I'm fluent in two languages, English and Bengali - I can understand a little Hindi and Urdu too - (Thank you Bollywood). Because of school I speak a tiny bit of French very badly (often hurting the ears of native speakers) and my Latin isn't what it used to be. Anyone who is bilingual knows the advantages, when one language fails to express what you are trying to say the other can compensate. E finds it funny that I always speak to my Mum in Bengali and my Dad and English - despite them both being totally able to understand me either way. The voice in my head speaks English but I know theirs must speak Bengali. 

Should I have kids (heaven help them) I know they'll speak English there first language and learn something in school but will they want to learn Bengali? Would my grandchildren?
There are people I know with the same background as me who can't speak a word of it and think that's perfectly fine, I'm sure it works for them but it is a mind set I find hard to understand. Being Bilingual is such a part of who I am that I can't imagine only having one language to draw from.

I mean at the moment there are millions of us Bengali speakers out there - so that language isn't about to vanish (250 million speakers I think!) but eventually it will be lost to my branch of the family and that saddens me. I feel like a piece of my heritage will disappear one day and that is a sad truth. 

8 comments:

  1. Well said and written. Language is an important part of our culture and tradition. As a Norwegian, I am worried too.

    ReplyDelete
  2. Language is an amazing thing. By learning a language you can gain insights into another culture.
    It's amazing the work being done in Ireland to ensure the irish language is being kept alive...

    ReplyDelete
  3. That article was really interesting. It said part of the reason that that language died out was because of the spread of English, which you discussed. But the other reason was 'competition from the Tlingit tribe' (of which I am!) But the Tlingit language is dying out as well. Most of the people fluent in the language are old and don't have great memories or their language is difficult to decipher and understand or can't write in Tlingit. There's been a surge of people fighting for the Tlingit language, including my aunt, who still lives in Alaska takes a Tlingit language class and is keen to pass the language to her children. I find it sad that I will never have that opportunity.

    I am impressed that you learned 'I'm a vegetarian' in any language.

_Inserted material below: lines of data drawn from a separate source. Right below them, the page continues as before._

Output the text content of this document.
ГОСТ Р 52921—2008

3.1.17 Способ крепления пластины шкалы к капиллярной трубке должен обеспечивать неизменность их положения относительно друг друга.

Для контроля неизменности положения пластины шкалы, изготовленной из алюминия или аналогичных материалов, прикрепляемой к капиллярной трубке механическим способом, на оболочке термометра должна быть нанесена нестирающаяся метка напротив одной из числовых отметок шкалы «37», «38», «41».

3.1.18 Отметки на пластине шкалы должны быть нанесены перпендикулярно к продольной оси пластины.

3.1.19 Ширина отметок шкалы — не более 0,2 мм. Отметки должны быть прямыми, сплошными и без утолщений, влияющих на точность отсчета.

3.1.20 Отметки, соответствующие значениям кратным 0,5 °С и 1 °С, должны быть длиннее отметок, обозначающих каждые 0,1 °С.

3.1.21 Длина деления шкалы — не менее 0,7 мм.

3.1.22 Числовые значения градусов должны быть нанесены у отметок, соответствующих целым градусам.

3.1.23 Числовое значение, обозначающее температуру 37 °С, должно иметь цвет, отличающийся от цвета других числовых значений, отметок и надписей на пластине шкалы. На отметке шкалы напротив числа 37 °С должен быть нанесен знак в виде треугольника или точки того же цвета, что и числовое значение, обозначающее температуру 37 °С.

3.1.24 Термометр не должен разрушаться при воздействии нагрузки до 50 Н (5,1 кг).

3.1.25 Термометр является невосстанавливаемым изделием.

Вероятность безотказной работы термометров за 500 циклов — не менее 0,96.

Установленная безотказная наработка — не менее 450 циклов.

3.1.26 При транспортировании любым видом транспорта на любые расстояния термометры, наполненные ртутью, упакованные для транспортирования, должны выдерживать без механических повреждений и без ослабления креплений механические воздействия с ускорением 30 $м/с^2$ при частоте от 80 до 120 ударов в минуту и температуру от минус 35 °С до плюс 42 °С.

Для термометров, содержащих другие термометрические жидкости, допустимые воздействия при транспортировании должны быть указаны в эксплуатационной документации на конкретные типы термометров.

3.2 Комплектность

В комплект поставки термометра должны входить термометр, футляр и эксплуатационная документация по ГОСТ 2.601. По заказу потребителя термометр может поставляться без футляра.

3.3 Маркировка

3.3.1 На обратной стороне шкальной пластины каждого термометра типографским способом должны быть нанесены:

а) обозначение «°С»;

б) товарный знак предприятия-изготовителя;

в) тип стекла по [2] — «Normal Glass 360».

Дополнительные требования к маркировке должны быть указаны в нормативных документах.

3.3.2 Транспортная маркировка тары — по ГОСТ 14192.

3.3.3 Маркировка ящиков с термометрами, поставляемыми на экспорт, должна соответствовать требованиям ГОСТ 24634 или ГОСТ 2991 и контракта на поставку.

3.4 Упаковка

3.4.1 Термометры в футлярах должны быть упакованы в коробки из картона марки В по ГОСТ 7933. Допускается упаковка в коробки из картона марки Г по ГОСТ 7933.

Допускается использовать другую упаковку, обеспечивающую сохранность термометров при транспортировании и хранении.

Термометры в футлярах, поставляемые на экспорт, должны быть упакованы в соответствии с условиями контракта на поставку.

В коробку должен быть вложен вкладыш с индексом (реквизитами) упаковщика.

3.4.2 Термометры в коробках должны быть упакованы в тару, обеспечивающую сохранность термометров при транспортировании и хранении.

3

    Interesting post. (sorry I haven't responded to any of your emails!)

    ReplyDelete
  4. RennyBA - Glad I'm not the only one

    E - I think you should teach me more Irish

    Michelle - I did think of you when I read the article! It is awful that Tlingit is dying out too. I hope that it doesn't and that it continues to be passed down. always good to hear from you.

    ReplyDelete
  5. That is really sad, losing a language.

    ReplyDelete
  6. I understand where you're coming from, but I have to say I don't feel the same way about languages that die. Language is a tool, nothing more and nothing less. If the tool is no longer needed, then so be it. It's not as if other languages won't in time compensate for any emotion or expression lost with a dying language - that's the beauty of language, it's a living thing and it evolves.

    I don't learn the language of the places I visit either. I speak 3 languages fluently and a handful of others well enough to get by on holiday. However good you are with the spoken word, there comes a time when it's not possible to learn more every time you travel :-)

    ReplyDelete
  7. Language, linguistics, is always evolving and changing. Still, it's sad to see part of someone's culture slip away.

    ReplyDelete
  8. I understand what you mean and do think it is a shame that we do not try more, but somehow we always have an excuse, we are too busy to learn, I don't use it enough to remember it, I know the universal language, etc.